Pages

lundi 7 mars 2016

Les apprentis sorciers



Pourquoi nous payons de plus en plus cher pour la perte de notre indépendance énergétique, la menace d’un blackout généralisé et l'aggravation du risque d’un incident nucléaire.

L’échec de la politique énergétique européenne est patent en regard des 3 objectifs qu’elle s’était assignés : "maîtrise des coûts, sécurité d’approvisionnement et réduction de l'impact environnemental".
Bien loin d’en formuler tout bilan chiffré et remise en question stratégique, la France en accélère la marche forcée.
Avec la promesse de lendemains qui déchantent.

Le leurre renouvelable

La distinction renouvelable/ fossile masque sournoisement la différence essentielle entre les moyens de production d’électricité: ceux qui sont pilotables à la demande et ceux qui sont susceptibles d’interrompre leur production à tout moment, de façon quasi totale.
Si ces moyens intermittents sont généralement renouvelables, tous les moyens dit "renouvelables", tels que l’hydraulique de barrage la géothermie, l’énergie des marées ou celle de la houle, ne sont pas intermittents.
Et si on sait que la nuit, il n’y a pas de soleil, on ne réalise pas toujours que le taux garanti de couverture de la consommation par la production éolienne est également de 0%

Des moyens supplémentaires de stockage sont alors indispensables pour conférer le moindre intérêt à une part significative de production aléatoire.
Or, le rapport sur le stockage à partir duquel l’ADEME avait échafaudé une projection visionnaire « 100% renouvelable » révèle ses limites, à partir de la page 150, et fait comprendre l’impossibilité actuelle d’en réunir les conditions minimales nécessaires.
Malgré d’incontestables avancées, il est encore trop tôt pour énoncer les possibilités réelles de stockage à grande échelle pour un surcoût acceptable par la collectivité.
L’accélération de la course chimérique visant à développer la puissance intermittente installée sans maîtriser ces pré-requis est responsable du gâchis considérable d’une politique européenne qui risque d’être ridiculisée par l’avènement d’une forme ou d’une autre des énergies propres de demain avant d’avoir compris comment rendre durable ce qui est intermittent.

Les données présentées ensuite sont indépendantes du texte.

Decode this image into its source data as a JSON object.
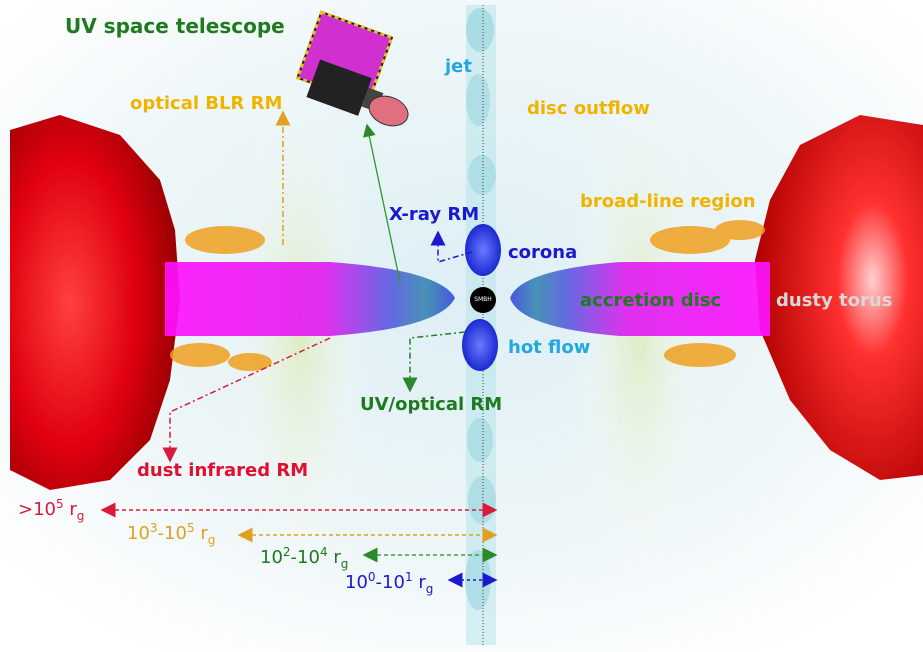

Plus grave encore, si on en croit la Cour des Comptes, personne n’a la moindre idée des réelles conséquences économiques et sociales de la loi sur la transition énergétique qui encadre cette politique.
Pas même le ministère des finances, celui de l’économie ou le secrétariat d’État au budget, qui n’ont pas daigné répondre.

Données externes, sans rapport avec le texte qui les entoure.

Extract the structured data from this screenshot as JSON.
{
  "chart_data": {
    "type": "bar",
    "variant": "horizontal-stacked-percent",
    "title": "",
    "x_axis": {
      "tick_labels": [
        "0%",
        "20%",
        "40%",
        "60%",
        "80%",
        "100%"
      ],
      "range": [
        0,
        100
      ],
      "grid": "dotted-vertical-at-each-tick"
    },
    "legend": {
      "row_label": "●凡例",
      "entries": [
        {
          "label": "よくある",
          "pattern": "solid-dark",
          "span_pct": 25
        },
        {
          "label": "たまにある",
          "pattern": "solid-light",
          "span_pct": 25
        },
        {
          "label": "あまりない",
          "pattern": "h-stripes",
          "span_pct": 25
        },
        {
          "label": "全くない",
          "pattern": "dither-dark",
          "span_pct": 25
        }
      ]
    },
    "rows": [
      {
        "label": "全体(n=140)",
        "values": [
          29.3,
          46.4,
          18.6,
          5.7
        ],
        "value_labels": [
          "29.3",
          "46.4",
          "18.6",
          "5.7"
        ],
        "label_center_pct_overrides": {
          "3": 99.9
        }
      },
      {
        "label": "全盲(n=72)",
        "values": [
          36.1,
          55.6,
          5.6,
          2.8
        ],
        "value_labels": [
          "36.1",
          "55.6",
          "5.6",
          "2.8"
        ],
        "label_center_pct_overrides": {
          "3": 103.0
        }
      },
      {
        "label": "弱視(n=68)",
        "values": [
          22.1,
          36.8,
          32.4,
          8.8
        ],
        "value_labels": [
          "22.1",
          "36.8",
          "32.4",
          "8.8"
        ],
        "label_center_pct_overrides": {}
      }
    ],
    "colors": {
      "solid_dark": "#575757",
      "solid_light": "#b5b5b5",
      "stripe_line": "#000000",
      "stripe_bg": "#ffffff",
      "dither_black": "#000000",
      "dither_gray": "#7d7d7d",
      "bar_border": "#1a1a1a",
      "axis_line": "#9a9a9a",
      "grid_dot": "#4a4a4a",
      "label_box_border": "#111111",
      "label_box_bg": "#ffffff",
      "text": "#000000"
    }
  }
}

Retour sur un quart de siècle de gâchis

En l’état actuel des interconnexions et des possibilités de stockage, ces énergies intermittentes (éolien/photovoltaïque) n'ont toujours pas permis la suppression de la moindre centrale pilotable.
Quand le vent et la nuit tombent, leur production étant quasi nulle, la régulation hydroélectrique (barrages et stations de transfert d’énergie par pompage : STEP) ne laisse pas de marge de sécurité suffisante pour tenter de ne pas disposer de la totalité de la couverture des besoins en centrales pilotables.
La simulation de la  période de froid anticyclonique de février 2012 du Rapport ADEME  100% renouvelables, qui prétendait y résister par des importations, semblait perdre de vue, qu’au même moment, les éoliennes allemandes étaient encore moins efficaces que les nôtres avec moins de 1% de taux de charge (0.29GW le 05/02/2012, pour 30.56GW installés)  et n’auraient été d’aucun secours. 
Lors de ces périodes tendues, chaque pays ne pouvant pas compter sur le pays voisin.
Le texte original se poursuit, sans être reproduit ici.